File under “events which don’t happen every day”: Gawker describing a newspaper article as being “real journalism” (their emphasis) and “what news alarmists say will be missing if and when we lose newspapers”.
But the fact is that the article in question, an investigation into Chicago parking-meter revenues by Dan Mihalopoulos, is contentious, one-sided, and flawed.
A bit of background: in February, a company named Chicago Parking Meters LLC paid the city $1.15 billion for the right to parking fee revenues for the next 75 years. And now? Well, the headline seems unambiguous: “Company Piles Up Profits From City’s Parking Meter Deal”. But in fact the article only gives numbers for revenues and operating profits. There’s no indication of Chicago Parking Meters’s cost of funds, or whether, after paying the interest on its debt, it’s managing to make any profit at all.
The theme of the article is that selling the rights to parking fee revenues was a mistake:
“Had we done this ourselves, it could have made a lot more money,” said Alderman Scott Waguespack…
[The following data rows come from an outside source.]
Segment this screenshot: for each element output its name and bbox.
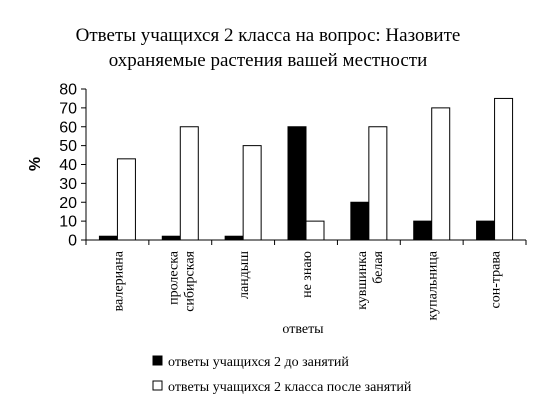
y-tick-label: 60 [59, 119, 77, 136]
x-axis-label: ответы [282, 322, 324, 337]
y-axis-label: % [27, 157, 44, 171]
chart-title-line-1: Ответы учащихся 2 класса на вопрос: Назо… [76, 25, 461, 46]
bar-series-1 [224, 235, 244, 241]
y-tick-label: 40 [59, 157, 77, 174]
bar-series-2 [431, 107, 451, 241]
legend-swatch [152, 380, 163, 391]
legend: ответы учащихся 2 до занятий ответы учащи… [152, 355, 412, 395]
y-tick-label: 10 [59, 214, 77, 231]
y-tick-label: 0 [68, 233, 77, 250]
bar-series-1 [287, 126, 307, 241]
bar-series-1 [161, 235, 181, 241]
bar-series-1 [350, 201, 370, 241]
bar-series-2 [368, 126, 388, 241]
bar-series-2 [494, 97, 514, 241]
x-category-label: сон-трава [489, 250, 504, 308]
legend-label: ответы учащихся 2 класса после занятий [168, 380, 412, 395]
bar-series-2 [242, 145, 262, 241]
x-category-label: ландыш [237, 251, 252, 299]
x-category-label: валериана [111, 250, 126, 311]
y-tick-label: 20 [59, 195, 77, 212]
bar-series-2 [116, 158, 136, 241]
y-tick-label: 50 [59, 138, 77, 155]
x-category-label: сибирская [182, 250, 197, 311]
y-tick-label: 80 [59, 82, 77, 99]
legend-label: ответы учащихся 2 до занятий [168, 355, 349, 370]
bar-series-1 [98, 235, 118, 241]
bar-series-1 [476, 220, 496, 241]
bar-series-2 [305, 220, 325, 241]
y-tick-label: 70 [59, 100, 77, 117]
x-category-label: кувшинка [355, 250, 370, 310]
chart-title-line-2: охраняемые растения вашей местности [109, 50, 428, 71]
x-category-label: белая [371, 250, 386, 283]
x-category-label: не знаю [300, 251, 315, 298]
x-category-label: пролеска [166, 250, 181, 305]
y-tick-label: 30 [59, 176, 77, 193]
bar-series-1 [413, 220, 433, 241]
x-category-label: купальница [426, 250, 441, 320]
legend-swatch [152, 355, 163, 366]
bar-series-2 [179, 126, 199, 241]
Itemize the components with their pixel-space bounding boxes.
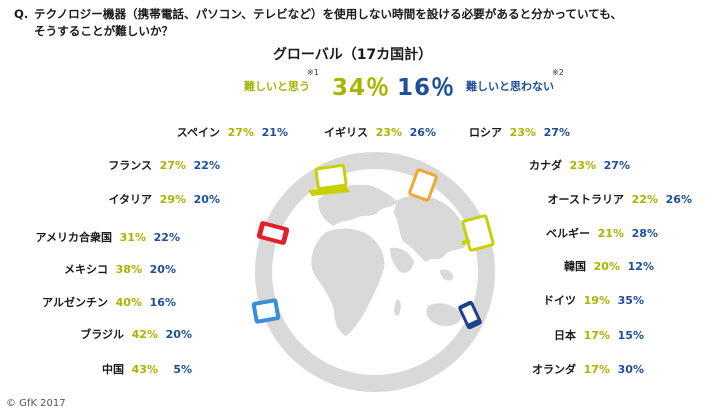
hard-value: 29% <box>159 193 186 206</box>
global-title: グローバル（17カ国計） <box>272 47 433 63</box>
table-row: 中国 43% 5% <box>30 362 192 378</box>
country-label: カナダ <box>529 159 562 172</box>
not-hard-value: 20% <box>149 263 176 276</box>
not-hard-value: 30% <box>617 363 644 376</box>
not-hard-value: 26% <box>409 126 436 139</box>
country-label: ブラジル <box>80 328 124 341</box>
not-hard-value: 35% <box>617 294 644 307</box>
hard-value: 40% <box>115 296 142 309</box>
world-map-continents <box>311 184 467 336</box>
question-line-1: テクノロジー機器（携帯電話、パソコン、テレビなど）を使用しない時間を設ける必要が… <box>34 7 623 21</box>
country-label: オランダ <box>532 363 576 376</box>
global-hard-value: 34％ <box>332 75 391 101</box>
table-row: フランス 27% 22% <box>56 158 220 174</box>
hard-value: 19% <box>583 294 610 307</box>
easy-label: 難しいと思わない <box>466 80 554 93</box>
copyright: © GfK 2017 <box>6 398 66 409</box>
global-easy-value: 16％ <box>397 75 456 101</box>
table-row: カナダ 23% 27% <box>470 158 630 174</box>
table-row: ブラジル 42% 20% <box>30 327 192 343</box>
not-hard-value: 27% <box>603 159 630 172</box>
country-label: 日本 <box>554 329 576 342</box>
hard-value: 23% <box>375 126 402 139</box>
table-row: 日本 17% 15% <box>520 328 644 344</box>
not-hard-value: 20% <box>165 328 192 341</box>
phone-icon <box>256 221 290 245</box>
not-hard-value: 20% <box>193 193 220 206</box>
country-label: 韓国 <box>564 260 586 273</box>
table-row: ベルギー 21% 28% <box>520 226 658 242</box>
country-label: アルゼンチン <box>42 296 108 309</box>
blue-tablet-icon <box>251 298 281 324</box>
country-label: ドイツ <box>543 294 576 307</box>
question-text: Q. テクノロジー機器（携帯電話、パソコン、テレビなど）を使用しない時間を設ける必… <box>14 6 694 40</box>
not-hard-value: 12% <box>627 260 654 273</box>
not-hard-value: 15% <box>617 329 644 342</box>
country-label: スペイン <box>176 126 220 139</box>
country-label: 中国 <box>102 363 124 376</box>
country-label: オーストラリア <box>547 193 624 206</box>
hard-value: 21% <box>597 227 624 240</box>
easy-note: ※2 <box>552 68 564 77</box>
table-row: イタリア 29% 20% <box>56 192 220 208</box>
not-hard-value: 5% <box>173 363 192 376</box>
hard-value: 23% <box>509 126 536 139</box>
table-row: 韓国 20% 12% <box>520 259 654 275</box>
hard-label: 難しいと思う <box>244 80 310 93</box>
not-hard-value: 16% <box>149 296 176 309</box>
hard-value: 31% <box>119 231 146 244</box>
tablet-icon <box>408 168 438 202</box>
hard-value: 42% <box>131 328 158 341</box>
table-row: スペイン 27% 21% <box>150 125 288 141</box>
country-label: メキシコ <box>64 263 108 276</box>
table-row: オランダ 17% 30% <box>510 362 644 378</box>
hard-value: 38% <box>115 263 142 276</box>
country-label: イタリア <box>108 193 152 206</box>
hard-value: 27% <box>227 126 254 139</box>
hard-value: 22% <box>631 193 658 206</box>
country-label: イギリス <box>324 126 368 139</box>
hard-value: 20% <box>593 260 620 273</box>
laptop-icon <box>308 163 350 196</box>
table-row: メキシコ 38% 20% <box>12 262 176 278</box>
hard-note: ※1 <box>307 68 319 77</box>
hard-value: 23% <box>569 159 596 172</box>
country-label: ベルギー <box>546 227 590 240</box>
smartphone-icon <box>458 300 482 330</box>
table-row: イギリス 23% 26% <box>304 125 436 141</box>
monitor-icon <box>461 214 495 252</box>
not-hard-value: 28% <box>631 227 658 240</box>
not-hard-value: 21% <box>261 126 288 139</box>
hard-value: 17% <box>583 329 610 342</box>
table-row: ロシア 23% 27% <box>456 125 570 141</box>
not-hard-value: 26% <box>665 193 692 206</box>
table-row: ドイツ 19% 35% <box>520 293 644 309</box>
question-prefix: Q. <box>14 7 29 21</box>
not-hard-value: 22% <box>153 231 180 244</box>
country-label: フランス <box>108 159 152 172</box>
not-hard-value: 22% <box>193 159 220 172</box>
table-row: オーストラリア 22% 26% <box>524 192 692 208</box>
not-hard-value: 27% <box>543 126 570 139</box>
hard-value: 17% <box>583 363 610 376</box>
country-label: ロシア <box>469 126 502 139</box>
table-row: アルゼンチン 40% 16% <box>12 295 176 311</box>
hard-value: 43% <box>131 363 158 376</box>
country-label: アメリカ合衆国 <box>35 231 112 244</box>
question-line-2: そうすることが難しいか？ <box>34 24 174 38</box>
table-row: アメリカ合衆国 31% 22% <box>12 230 180 246</box>
hard-value: 27% <box>159 159 186 172</box>
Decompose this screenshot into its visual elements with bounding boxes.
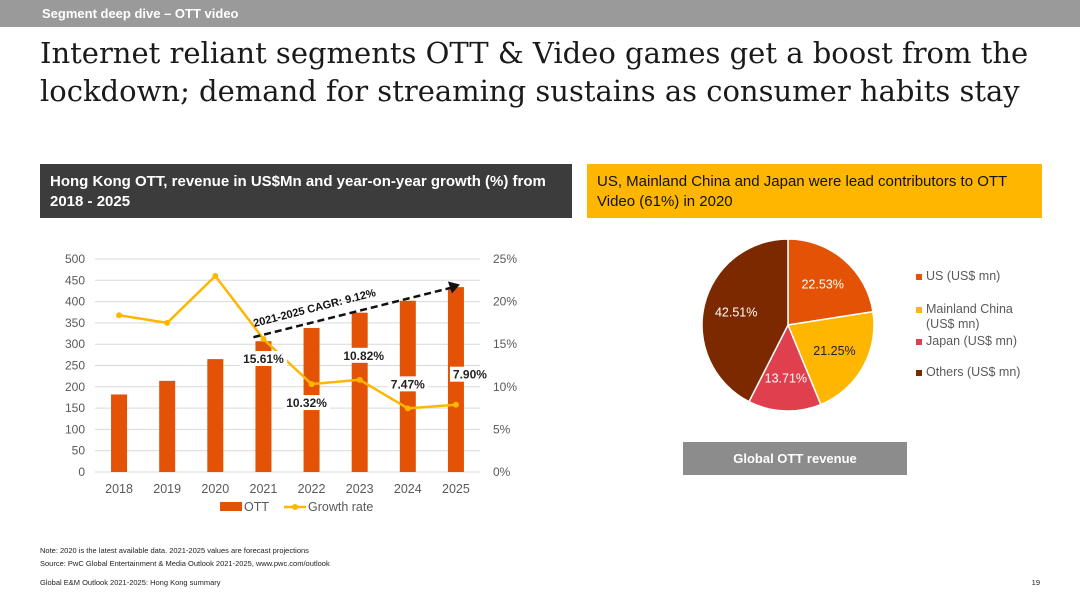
- y-axis-tick-label: 300: [65, 337, 85, 351]
- y2-axis-tick-label: 0%: [493, 465, 511, 479]
- page-title: Internet reliant segments OTT & Video ga…: [40, 36, 1029, 108]
- pie-slice: [701, 238, 789, 403]
- pie-chart-title: US, Mainland China and Japan were lead c…: [587, 164, 1042, 218]
- y2-axis-tick-label: 25%: [493, 252, 517, 266]
- growth-data-label: 7.90%: [453, 368, 487, 382]
- y-axis-tick-label: 500: [65, 252, 85, 266]
- footnote: Note: 2020 is the latest available data.…: [40, 546, 309, 555]
- bar-chart-title: Hong Kong OTT, revenue in US$Mn and year…: [40, 164, 572, 218]
- y-axis-tick-label: 100: [65, 422, 85, 436]
- pie-value-label: 42.51%: [715, 306, 757, 320]
- growth-data-label: 15.61%: [243, 352, 284, 366]
- cagr-arrowhead: [447, 281, 460, 294]
- ott-bar: [207, 359, 224, 472]
- x-axis-tick-label: 2022: [298, 482, 326, 496]
- growth-rate-point: [164, 319, 171, 326]
- ott-bar: [255, 341, 272, 472]
- pie-legend-swatch: [916, 274, 922, 280]
- x-axis-tick-label: 2023: [346, 482, 374, 496]
- y-axis-tick-label: 450: [65, 273, 85, 287]
- growth-rate-point: [212, 273, 219, 280]
- ott-bar: [111, 394, 128, 472]
- ott-bar: [159, 380, 176, 472]
- pie-value-label: 22.53%: [801, 277, 843, 291]
- growth-rate-point: [308, 381, 315, 388]
- data-label-background: [239, 351, 288, 367]
- legend-ott-label: OTT: [244, 500, 269, 514]
- y-axis-tick-label: 0: [78, 465, 85, 479]
- document-title: Global E&M Outlook 2021-2025: Hong Kong …: [40, 578, 221, 587]
- y-axis-tick-label: 350: [65, 316, 85, 330]
- x-axis-tick-label: 2020: [201, 482, 229, 496]
- cagr-arrow: [253, 286, 453, 339]
- pie-legend-swatch: [916, 370, 922, 376]
- growth-rate-point: [404, 405, 411, 412]
- y2-axis-tick-label: 20%: [493, 295, 517, 309]
- data-label-background: [340, 347, 388, 363]
- x-axis-tick-label: 2021: [250, 482, 278, 496]
- pie-legend-label: Mainland China: [926, 302, 1013, 316]
- pie-legend-label: Japan (US$ mn): [926, 334, 1017, 348]
- y-axis-tick-label: 50: [72, 444, 86, 458]
- growth-rate-point: [356, 376, 363, 383]
- data-label-background: [282, 395, 331, 411]
- pie-legend-label: Others (US$ mn): [926, 365, 1020, 379]
- pie-slice: [747, 323, 822, 412]
- growth-rate-point: [260, 336, 267, 343]
- pie-legend-swatch: [916, 307, 922, 313]
- growth-rate-point: [452, 401, 459, 408]
- source-note: Source: PwC Global Entertainment & Media…: [40, 559, 330, 568]
- y-axis-tick-label: 250: [65, 359, 85, 373]
- growth-rate-point: [116, 312, 123, 319]
- x-axis-tick-label: 2024: [394, 482, 422, 496]
- legend-growth-label: Growth rate: [308, 500, 373, 514]
- ott-bar: [351, 312, 368, 472]
- growth-data-label: 10.82%: [343, 349, 384, 363]
- y-axis-tick-label: 400: [65, 295, 85, 309]
- pie-slice: [786, 310, 875, 406]
- y2-axis-tick-label: 15%: [493, 337, 517, 351]
- data-label-background: [449, 366, 490, 382]
- growth-rate-line: [118, 274, 457, 410]
- pie-caption: Global OTT revenue: [683, 442, 907, 475]
- y-axis-tick-label: 200: [65, 380, 85, 394]
- x-axis-tick-label: 2018: [105, 482, 133, 496]
- x-axis-tick-label: 2019: [153, 482, 181, 496]
- section-label: Segment deep dive – OTT video: [42, 6, 239, 21]
- pie-value-label: 21.25%: [813, 344, 855, 358]
- pie-legend-label: US (US$ mn): [926, 269, 1000, 283]
- global-ott-pie-chart: 22.53% 21.25% 13.71% 42.51% US (US$ mn) Mainl…: [701, 238, 1020, 412]
- pie-value-label: 13.71%: [765, 371, 807, 385]
- page-number: 19: [1031, 578, 1040, 587]
- pie-legend-label: (US$ mn): [926, 317, 979, 331]
- growth-data-label: 7.47%: [391, 377, 425, 391]
- revenue-growth-chart: 0 50 100 150 200 250 300 350 400 450 500 0% 5% 10% 15%…: [65, 252, 517, 514]
- legend-growth-marker: [292, 504, 298, 510]
- pie-slice: [787, 238, 874, 326]
- data-label-background: [387, 376, 428, 392]
- legend-ott-swatch: [220, 502, 242, 511]
- x-axis-tick-label: 2025: [442, 482, 470, 496]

The economist Roger Skurski calculated the current value of the deal. Mr. Skurski said his conservative estimate was that “the city could have earned about $670 million more by keeping the asset.”
But this ignores the whole point of doing the deal in the first place: that the city was politically incapable of raising the parking-meter rate itself. This was clear as far back as December, when I wrote that “this parking-meter initiative is the municipal equivalent of a CEO hiring McKinsey to come in and recommend job cuts: it’s a way of doing what needs to be done while somehow managing to blame someone else”. When the deal went through, Chicago parking meters were charging just 25 cents per hour: all the proof you’d ever need that the city, on its own, was incapable of charging a market-clearing price for on-street parking.
Mihalopoulos also ignores the question of whether higher parking-meter rates might benefit the city of Chicago in other ways, by reducing the congestion from cars circling downtown streets at a crawl, desperately seeking a Spot.
And he also buries the news that in fact Chicago Parking Meters is making less money than it had expected:
According to the meter deal’s income statement for May 2009, revenues for the month were about 20 percent below projections. At the same time, expenses were far over budget, mostly for “supplemental staffing.”…
Because the company is not writing tickets, it seems many Chicagoans are getting away with parking for free. A company audit of a section of the North Side found 41 percent of occupied spaces filled by motorists who were not paying, according to the company records.
What’s more, at the end of the story we find this:
Before entering into the parking meter deal, the city hired a consultant whose confidential report suggested the lease could generate $650 million to $1.2 billion for the city.
The report was not disclosed to the public until after the check from the winning parking meter bidder cleared. Officials say revealing a consultant’s valuation analysis before a deal closes would hurt the city’s chances of getting the best possible deal.
This datapoint comes well over 1,000 words after Mihalopoulos tells us about the $1.15 billion deal value. If you don’t remember that number from the beginning of the article, the tone of the writing makes it seem as though the city was somehow hiding a report which showed it got a bad price. Instead, the report reveals that the city got a price at the very top of the expected range.
So far, Chicago Parking Meters has made rather less money than it had hoped out of this deal. Maybe its revenues will recover, as Mihalopoulos seems to think they will; on the other hand, maybe they won’t. The risk all belongs to the company, rather than the city. The city just gets to spend a whopping great big check, and also bring the price of on-street parking up to where it should have been for years. A good deal, not a bad one.